Several times I witnessed groups of searchers walking out of the forest into the stone circle and disappearing where the stones began. Shad and I could not resist running to the other side of the circle to see where they came out. This amused the Wanderers no end. They followed us, laughing and shouting encouragement and helped us find the suddenly re-emerging searchers. We would all stand at the edge of the circle calling out rude and provocative remark at their unaware backs. Even the priest mages with their magic crystals were unaware of us.
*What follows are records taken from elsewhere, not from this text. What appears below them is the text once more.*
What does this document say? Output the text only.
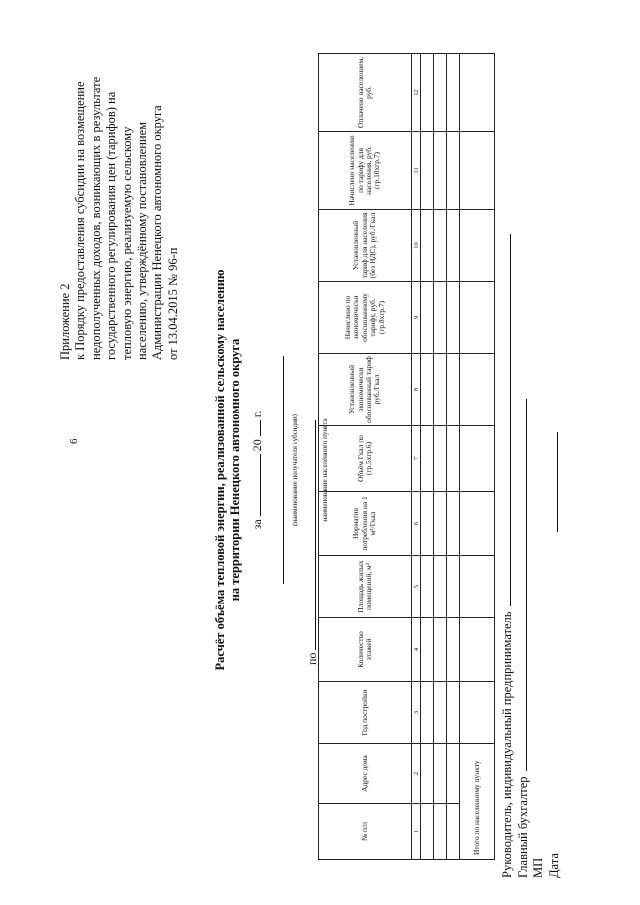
6
Приложение 2 к Порядку предоставления субсидии на возмещение недополученных доходов, возникающих в результате государственного регулирования цен (тарифов) на тепловую энергию, реализуемую сельскому населению, утверждённому постановлением Администрации Ненецкого автономного округа от 13.04.2015 № 96-п	Расчёт объёма тепловой энергии, реализованной сельскому населению на территории Ненецкого автономного округа за  20  г.
(наименование получателя субсидии)
по
наименование населённого пункта
№ п/п	Адрес дома	Год постройки	Количество этажей	Площадь жилых помещений, м²	Норматив потребления на 1 м²/Гкал	Объём Гкал по (гр.5хгр.6)	Установленный экономически обоснованный тариф руб./Гкал	Начислено по экономически обоснованному тарифу, руб. (гр.8хгр.7)	Установленный тариф для населения (без НДС), руб./Гкал	Начислено населению по тарифу для населения, руб. (гр.10хгр.7)	Оплачено населением, руб.
1	2	3	4	5	6	7	8	9	10	11	12

Итого по населенному пункту											Руководитель, индивидуальный предприниматель Главный бухгалтер МП Дата
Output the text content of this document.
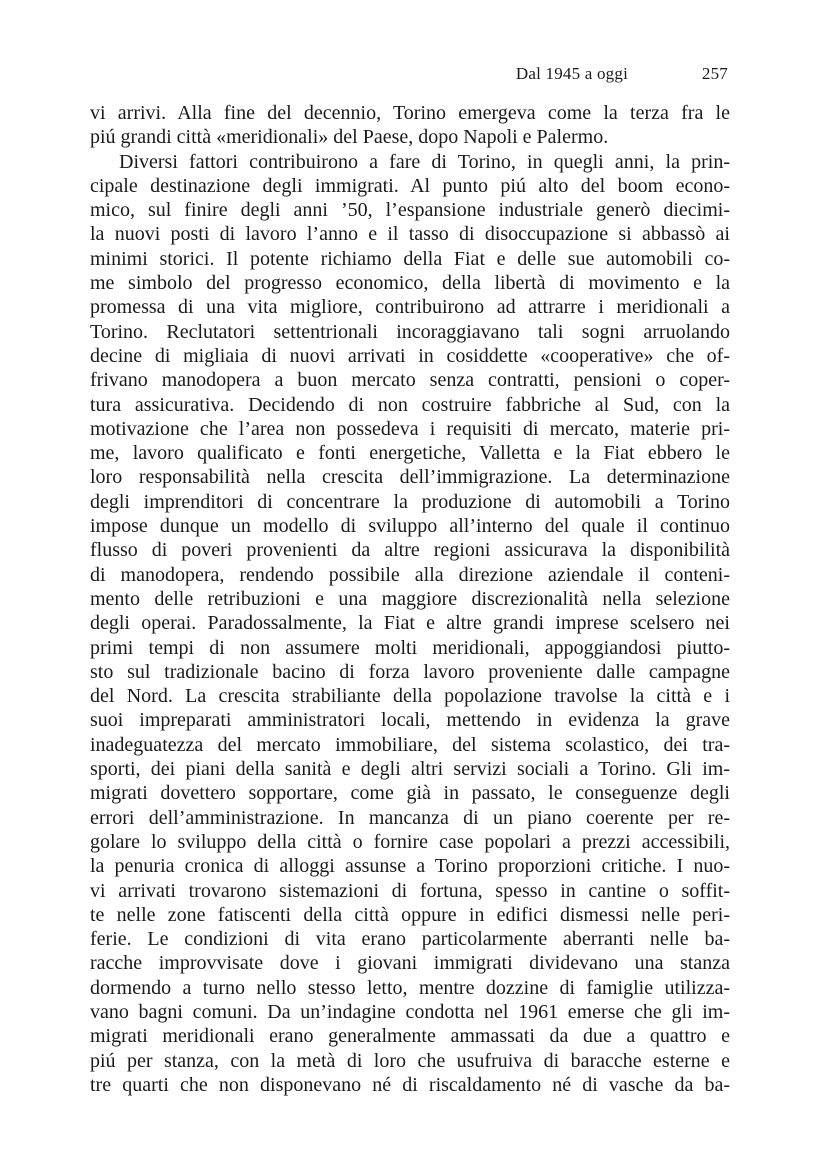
Dal 1945 a oggi	257
vi arrivi. Alla fine del decennio, Torino emergeva come la terza fra le
piú grandi città «meridionali» del Paese, dopo Napoli e Palermo.
Diversi fattori contribuirono a fare di Torino, in quegli anni, la prin-
cipale destinazione degli immigrati. Al punto piú alto del boom econo-
mico, sul finire degli anni ’50, l’espansione industriale generò diecimi-
la nuovi posti di lavoro l’anno e il tasso di disoccupazione si abbassò ai
minimi storici. Il potente richiamo della Fiat e delle sue automobili co-
me simbolo del progresso economico, della libertà di movimento e la
promessa di una vita migliore, contribuirono ad attrarre i meridionali a
Torino. Reclutatori settentrionali incoraggiavano tali sogni arruolando
decine di migliaia di nuovi arrivati in cosiddette «cooperative» che of-
frivano manodopera a buon mercato senza contratti, pensioni o coper-
tura assicurativa. Decidendo di non costruire fabbriche al Sud, con la
motivazione che l’area non possedeva i requisiti di mercato, materie pri-
me, lavoro qualificato e fonti energetiche, Valletta e la Fiat ebbero le
loro responsabilità nella crescita dell’immigrazione. La determinazione
degli imprenditori di concentrare la produzione di automobili a Torino
impose dunque un modello di sviluppo all’interno del quale il continuo
flusso di poveri provenienti da altre regioni assicurava la disponibilità
di manodopera, rendendo possibile alla direzione aziendale il conteni-
mento delle retribuzioni e una maggiore discrezionalità nella selezione
degli operai. Paradossalmente, la Fiat e altre grandi imprese scelsero nei
primi tempi di non assumere molti meridionali, appoggiandosi piutto-
sto sul tradizionale bacino di forza lavoro proveniente dalle campagne
del Nord. La crescita strabiliante della popolazione travolse la città e i
suoi impreparati amministratori locali, mettendo in evidenza la grave
inadeguatezza del mercato immobiliare, del sistema scolastico, dei tra-
sporti, dei piani della sanità e degli altri servizi sociali a Torino. Gli im-
migrati dovettero sopportare, come già in passato, le conseguenze degli
errori dell’amministrazione. In mancanza di un piano coerente per re-
golare lo sviluppo della città o fornire case popolari a prezzi accessibili,
la penuria cronica di alloggi assunse a Torino proporzioni critiche. I nuo-
vi arrivati trovarono sistemazioni di fortuna, spesso in cantine o soffit-
te nelle zone fatiscenti della città oppure in edifici dismessi nelle peri-
ferie. Le condizioni di vita erano particolarmente aberranti nelle ba-
racche improvvisate dove i giovani immigrati dividevano una stanza
dormendo a turno nello stesso letto, mentre dozzine di famiglie utilizza-
vano bagni comuni. Da un’indagine condotta nel 1961 emerse che gli im-
migrati meridionali erano generalmente ammassati da due a quattro e
piú per stanza, con la metà di loro che usufruiva di baracche esterne e
tre quarti che non disponevano né di riscaldamento né di vasche da ba-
I examined the standing stones closely and found the same group of runes at the bottom of each. I did not recognize any of them, but I taught myself to copy them exactly as they were. When I was safe again, I planned to try using them with magical power and seeing where they got me. But as I was practicing these runes into the dust, someone put a foot out and rubbed them out. I looked up and saw Beg standing over me.

"Knowing just the runes will not do you any good, Enna Clever," she said chuckling a little.
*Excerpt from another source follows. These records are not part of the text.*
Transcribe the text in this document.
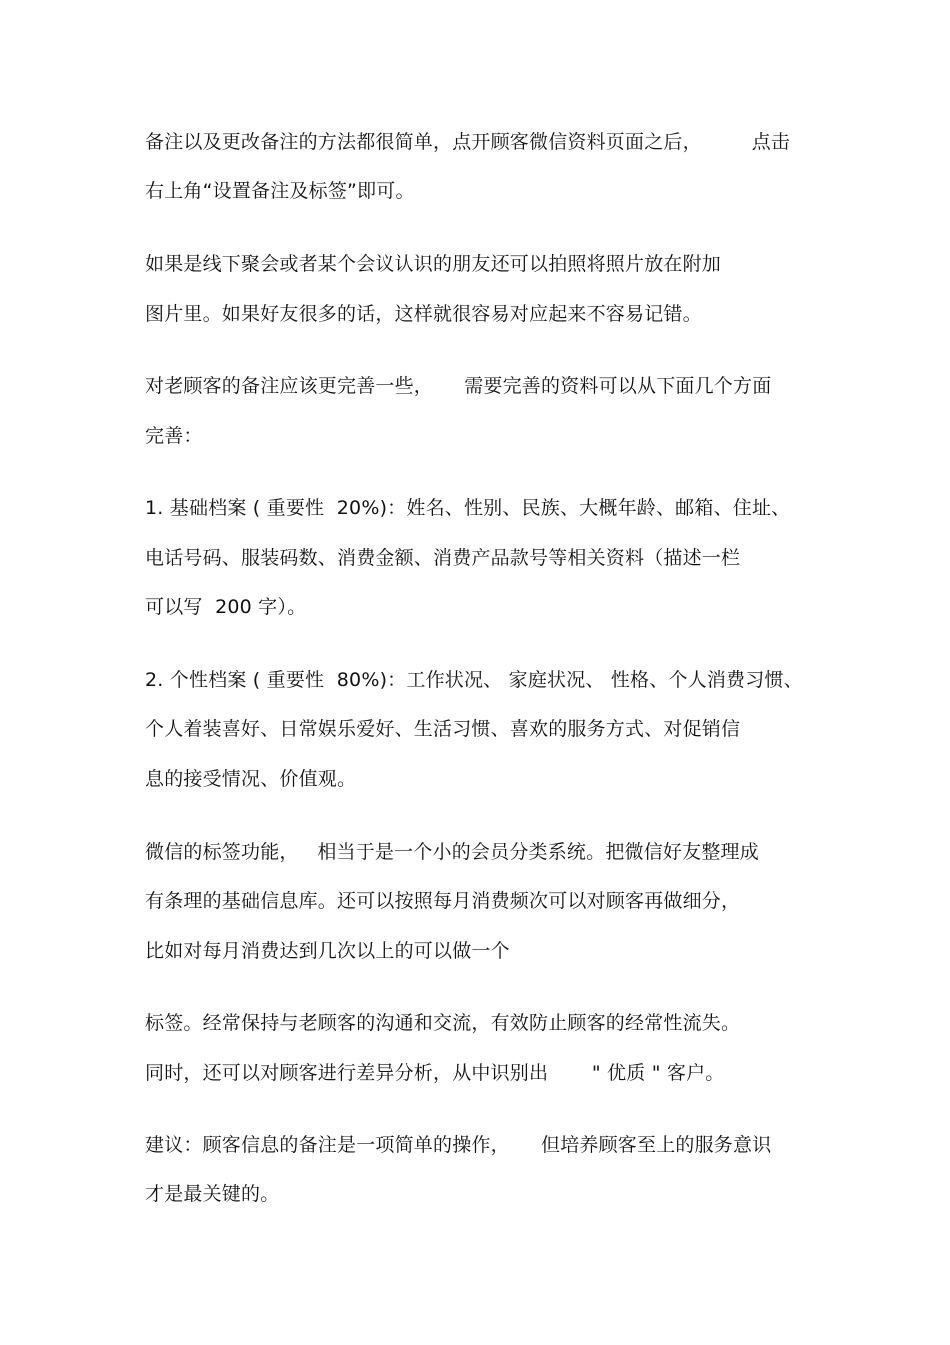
备注以及更改备注的方法都很简单，点开顾客微信资料页面之后，        点击
右上角“设置备注及标签”即可。
如果是线下聚会或者某个会议认识的朋友还可以拍照将照片放在附加
图片里。如果好友很多的话，这样就很容易对应起来不容易记错。
对老顾客的备注应该更完善一些，     需要完善的资料可以从下面几个方面
完善：
1. 基础档案 ( 重要性  20%)：姓名、性别、民族、大概年龄、邮箱、住址、
电话号码、服装码数、消费金额、消费产品款号等相关资料（描述一栏
可以写  200 字）。
2. 个性档案 ( 重要性  80%)：工作状况、 家庭状况、 性格、个人消费习惯、
个人着装喜好、日常娱乐爱好、生活习惯、喜欢的服务方式、对促销信
息的接受情况、价值观。
微信的标签功能，   相当于是一个小的会员分类系统。把微信好友整理成
有条理的基础信息库。还可以按照每月消费频次可以对顾客再做细分，
比如对每月消费达到几次以上的可以做一个
标签。经常保持与老顾客的沟通和交流，有效防止顾客的经常性流失。
同时，还可以对顾客进行差异分析，从中识别出       " 优质 " 客户。
建议：顾客信息的备注是一项简单的操作，     但培养顾客至上的服务意识
才是最关键的。
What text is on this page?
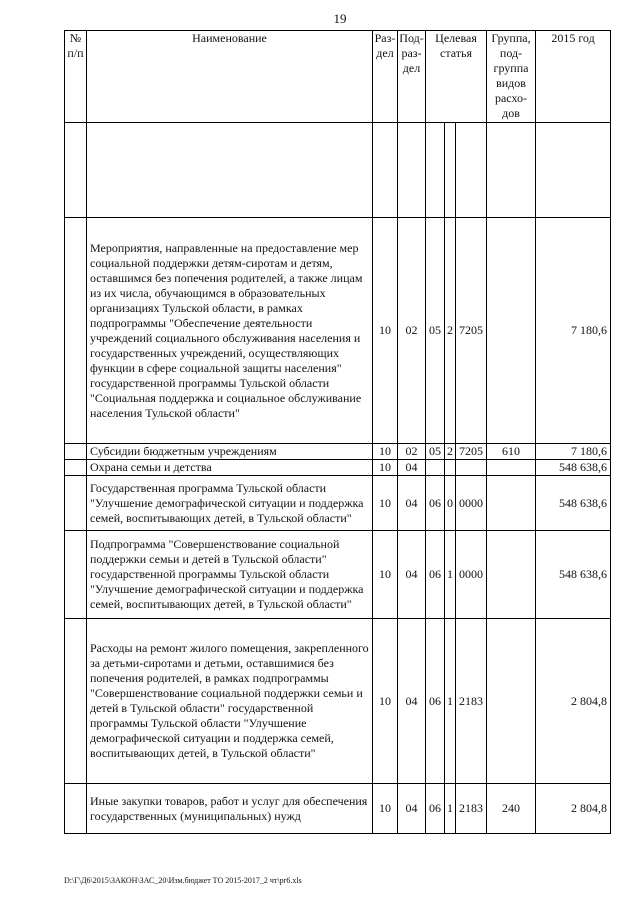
19
№ п/п	Наименование	Раз-дел	Под-раз-дел	Целевая статья			Группа, под-группа видов расхо-дов	2015 год

	Мероприятия, направленные на предоставление мер социальной поддержки детям-сиротам и детям, оставшимся без попечения родителей, а также лицам из их числа, обучающимся в образовательных организациях Тульской области, в рамках подпрограммы "Обеспечение деятельности учреждений социального обслуживания населения и государственных учреждений, осуществляющих функции в сфере социальной защиты населения" государственной программы Тульской области "Социальная поддержка и социальное обслуживание населения Тульской области"	10	02	05	2	7205		7 180,6
	Субсидии бюджетным учреждениям	10	02	05	2	7205	610	7 180,6
	Охрана семьи и детства	10	04					548 638,6
	Государственная программа Тульской области "Улучшение демографической ситуации и поддержка семей, воспитывающих детей, в Тульской области"	10	04	06	0	0000		548 638,6
	Подпрограмма "Совершенствование социальной поддержки семьи и детей в Тульской области" государственной программы Тульской области "Улучшение демографической ситуации и поддержка семей, воспитывающих детей, в Тульской области"	10	04	06	1	0000		548 638,6
	Расходы на ремонт жилого помещения, закрепленного за детьми-сиротами и детьми, оставшимися без попечения родителей, в рамках подпрограммы "Совершенствование социальной поддержки семьи и детей в Тульской области" государственной программы Тульской области "Улучшение демографической ситуации и поддержка семей, воспитывающих детей, в Тульской области"	10	04	06	1	2183		2 804,8
	Иные закупки товаров, работ и услуг для обеспечения государственных (муниципальных) нужд	10	04	06	1	2183	240	2 804,8
D:\Г\Д6\2015\ЗАКОН\ЗАС_20\Изм.бюджет ТО 2015-2017_2 чт\pr6.xls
"Then what will?" I cried. "Will you show me?"

"No," said Beg plumping herself down in the sun nearby. It was left to Shad to try and explain something of Klementari magic.

"I do not think you can do magic like the Wanderers unless you believe in the connectedness of all things as we do," said Shad. "You must be able to feel the life force in the world around you. You draw power into yourself from your connection with the lifeforce that flows through everything."

I could not imagine it. My power came from within me. This sounded like religious magic which drew its strength from the strength of beliefs of groups of people channeled through power crystals. But religious magic was not a strong magic and it was perfectly detectable.

"This all sounds like a kind of primitive animism," I said without thinking. "Mages have no time for religion. Its just superstition."

He smiled. "I'm only trying to make it easier for you to understand."

"I'm sorry." I said realizing how unguardedly I had spoken and how rude it sounded.

"You are entitled to think as you wish. I simply think you are wrong."

"Then you believe in these spirits in trees and rocks."

"It's not like that," he laughed. "For many years I went to church like a good little New Person, but I could never see Aumaz as a god up in the heavens needing his son Tansa as a messenger, because it seemed to me he was a part of all the things around us and that I could feel him when I was in the forest choosing wood and in the workshop carving it. I realize it's a heresy, but it's a pretty common heresy in the south, especially among half breeds like me and you. Now I do the morning chant again, I realize that Aumaz had just become the word I used for lifeforce and spirit."

"I don't know why Beg couldn't have explained this," I grumbled.

"The New People only treated the Klementari well while they had reason to fear them. When that power was gone, so was the fair treatment. Most Wanderers have good reason to resent the New People.